Obviously this is NOT the recommended way, but it does make life alot simpler - Checkpoint: Similar to High Performance Computing (HPC) jobs, checkpoint is important as it helps the program to keep track of state and resume where it last left off. This can also help with #1 as the program can then be smart enough to download those which are still outstanding rather than downloading the old ones all over again.
- Excel rows limit: Each excel file can have up to 1M rows only.
Developing the solution (code-map)
The program is split into 3 main functions
- Create batch files
- Extract Office365 User’s Forms Responses as Excel files
- Consolidate and combine responses into one or many Excel files
Create batch files
Batching is a common concept in HPCC where a task is split across multiple processors to reduce the run time.
Obviously this is not going to run on a supercomputer, so what it does is to create multiple batch files to maximize the available cores within the current host.
When the batch files are written to disk, the program will also generate a runall.bat which will trigger all of these jobs to run in parallel.
Extract Office365 User’s Forms Responses as Excel files
Extraction is split into 2 parts, with a primary function (ExtractO365UserMSForms) handling the back-off process from O365 and a secondary function (ExtractSpecificO365UserMSForms) that does the actual extraction.
The primary function takes in the inputs based on the solution design for data extraction and consolidation, loops thru each of the identified user accounts and tracks the success/failure for each of these accounts.
In the event any of these accounts hit the throttling limit, the application will proceed with other accounts first and loop back to those that got throttled after the back-off period is observed.
It is quite common for this process to take a while to run as you will encounter the throttling limits frequently during the downloads and have to wait for a certain period before retrying. i.e most of the time is spent waiting.

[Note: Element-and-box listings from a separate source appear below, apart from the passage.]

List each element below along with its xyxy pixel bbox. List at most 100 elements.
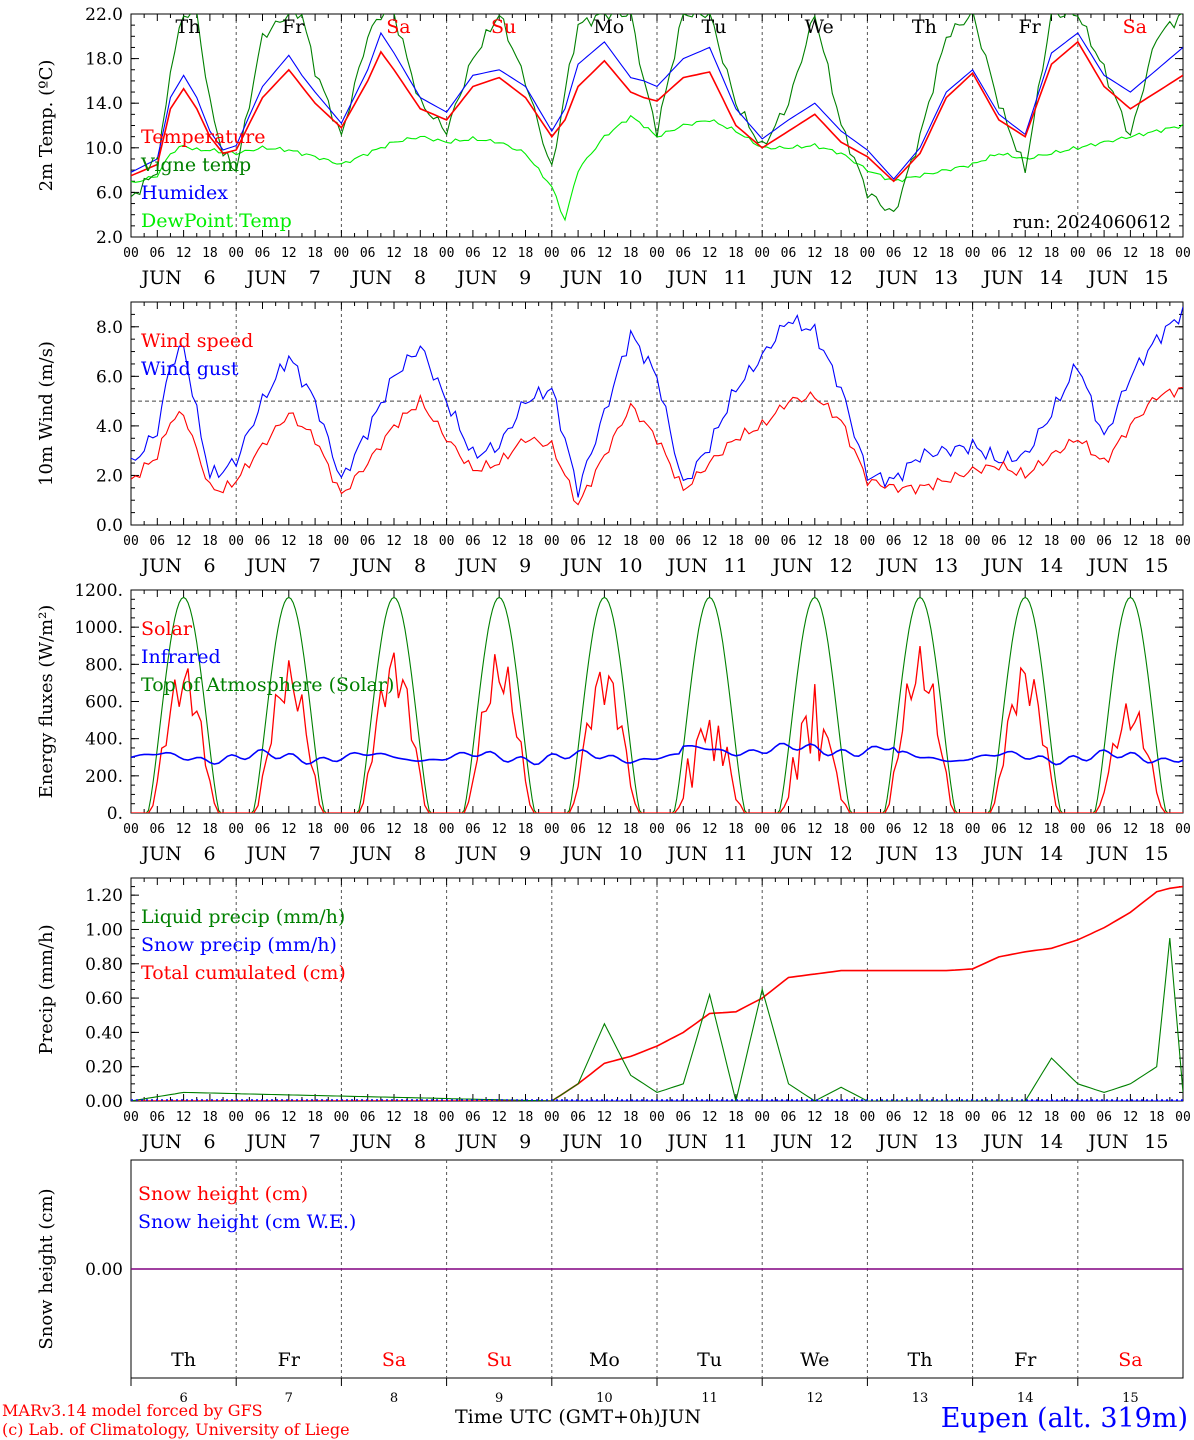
hour-tick-label: 00 (754, 534, 770, 549)
hour-tick-label: 12 (912, 822, 928, 837)
hour-tick-label: 18 (623, 1110, 639, 1125)
panel-3: 00 06 12 18 JUN 6 00 06 12 18 JUN 7 00 06 12 18 JUN 8 00 06… (36, 581, 1191, 865)
hour-tick-label: 06 (991, 534, 1007, 549)
date-month-label: JUN (771, 267, 813, 289)
hour-tick-label: 18 (518, 246, 534, 261)
hour-tick-label: 00 (649, 822, 665, 837)
hour-tick-label: 18 (307, 822, 323, 837)
hour-tick-label: 12 (176, 822, 192, 837)
hour-tick-label: 06 (781, 822, 797, 837)
hour-tick-label: 12 (386, 1110, 402, 1125)
hour-tick-label: 00 (439, 534, 455, 549)
hour-tick-label: 00 (1070, 246, 1086, 261)
date-day-label: 10 (618, 1131, 642, 1153)
series-line-liquid-precip-mm-h- (131, 937, 1183, 1101)
hour-tick-label: 06 (1096, 246, 1112, 261)
hour-tick-label: 06 (255, 534, 271, 549)
panel-4: 00 06 12 18 JUN 6 00 06 12 18 JUN 7 00 06 12 18 JUN 8 00 06… (36, 877, 1191, 1153)
weekday-label: Tu (697, 1349, 722, 1371)
hour-tick-label: 12 (1017, 246, 1033, 261)
hour-tick-label: 12 (912, 1110, 928, 1125)
hour-tick-label: 06 (570, 822, 586, 837)
hour-tick-label: 06 (991, 246, 1007, 261)
hour-tick-label: 00 (754, 246, 770, 261)
legend-entry: Temperature (141, 126, 265, 148)
y-axis-title: 2m Temp. (ºC) (36, 60, 57, 192)
date-day-label: 15 (1122, 1391, 1139, 1406)
hour-tick-label: 06 (570, 1110, 586, 1125)
hour-tick-label: 06 (149, 822, 165, 837)
hour-tick-label: 18 (833, 534, 849, 549)
y-tick-label: 2.0 (96, 228, 123, 248)
hour-tick-label: 00 (860, 822, 876, 837)
hour-tick-label: 00 (123, 246, 139, 261)
y-tick-label: 22.0 (85, 5, 123, 25)
date-day-label: 10 (596, 1391, 613, 1406)
hour-tick-label: 18 (412, 1110, 428, 1125)
series-line-wind-gust (131, 306, 1183, 498)
hour-tick-label: 12 (176, 1110, 192, 1125)
legend-entry: Snow height (cm) (138, 1183, 308, 1205)
y-tick-label: 1200. (74, 581, 123, 601)
plot-frame (130, 589, 1184, 814)
hour-tick-label: 00 (1175, 822, 1191, 837)
date-day-label: 13 (934, 555, 958, 577)
legend-entry: Vigne temp (140, 154, 251, 176)
hour-tick-label: 18 (1149, 246, 1165, 261)
date-month-label: JUN (981, 267, 1023, 289)
hour-tick-label: 12 (597, 1110, 613, 1125)
date-month-label: JUN (139, 1131, 181, 1153)
hour-tick-label: 18 (1044, 534, 1060, 549)
hour-tick-label: 18 (1149, 534, 1165, 549)
date-day-label: 8 (390, 1391, 398, 1406)
hour-tick-label: 00 (860, 246, 876, 261)
weekday-label: Mo (593, 16, 624, 38)
hour-tick-label: 12 (281, 822, 297, 837)
legend-entry: Total cumulated (cm) (141, 962, 346, 984)
date-month-label: JUN (981, 555, 1023, 577)
hour-tick-label: 12 (491, 822, 507, 837)
hour-tick-label: 18 (202, 534, 218, 549)
date-month-label: JUN (139, 555, 181, 577)
hour-tick-label: 12 (597, 534, 613, 549)
hour-tick-label: 18 (833, 246, 849, 261)
date-day-label: 6 (204, 555, 216, 577)
hour-tick-label: 06 (465, 1110, 481, 1125)
date-month-label: JUN (771, 843, 813, 865)
weekday-label: Sa (1118, 1349, 1142, 1371)
hour-tick-label: 00 (439, 1110, 455, 1125)
hour-tick-label: 06 (465, 534, 481, 549)
hour-tick-label: 18 (833, 822, 849, 837)
hour-tick-label: 00 (334, 246, 350, 261)
date-day-label: 11 (724, 843, 748, 865)
legend-entry: Top of Atmosphere (Solar) (141, 674, 394, 696)
hour-tick-label: 18 (412, 246, 428, 261)
hour-tick-label: 18 (938, 1110, 954, 1125)
date-month-label: JUN (771, 1131, 813, 1153)
hour-tick-label: 12 (1123, 822, 1139, 837)
series-line-solar (131, 646, 1183, 813)
hour-tick-label: 12 (386, 246, 402, 261)
date-day-label: 14 (1039, 1131, 1063, 1153)
hour-tick-label: 00 (965, 534, 981, 549)
date-month-label: JUN (1086, 1131, 1128, 1153)
date-month-label: JUN (350, 555, 392, 577)
y-tick-label: 1000. (74, 618, 123, 638)
hour-tick-label: 00 (860, 534, 876, 549)
legend-entry: Humidex (141, 182, 228, 204)
series-group (131, 885, 1183, 1101)
hour-tick-label: 06 (255, 246, 271, 261)
y-tick-label: 10.0 (85, 139, 123, 159)
hour-tick-label: 06 (149, 1110, 165, 1125)
date-month-label: JUN (876, 555, 918, 577)
hour-tick-label: 00 (965, 246, 981, 261)
date-month-label: JUN (665, 843, 707, 865)
hour-tick-label: 00 (439, 246, 455, 261)
date-month-label: JUN (350, 843, 392, 865)
weekday-label: Fr (282, 16, 305, 38)
series-line-humidex (131, 31, 1183, 180)
series-group (131, 306, 1183, 506)
weekday-label: Sa (1123, 16, 1147, 38)
y-tick-label: 0.00 (85, 1092, 123, 1112)
y-tick-label: 18.0 (85, 50, 123, 70)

The secondary function will first obtain a current list of all of the specified user’s forms and associated no of responses. If there is an existing state file, the state file is updated with the delta changes from the current list. The function then continues from where it last left off and only attempts to download the responses for those that have at least 1 response. In the event the function hits an HTTP error 429 or 503, it will stop and defer execution back to the primary function.
Consolidate and combine responses into one or many Excel files
As there can potentially be thousands of responses, this program will loop thru all of the exported form responses and collate them into one or many excel files (bearing in mind the 1-mil row limits)
At the same time, this function will connect to a SQL database and attempt to update the delta changes into a primary table for ease of data analysis.
Conclusions
Both of us have presented two different viewpoints on how you can approach a potentially challenging and tricky problem to solve. I’ve summarized the various considerations into the table below for ease of reading.
At the end of the day, both methods will work as long as the team has the relevant expertise and licenses.
That said typically RPA/low code platforms are meant for citizen developers to develop user-based applications i.e automate something they do frequently.
Bespoke development is usually miles ahead of any low code solution if the team is extremely well versed and strong in software development. A properly documented and maintained source code is a pleasure to read for any software developers and helps to build up the team’s capabilities as a whole.
The opinions and views expressed here are those of my own.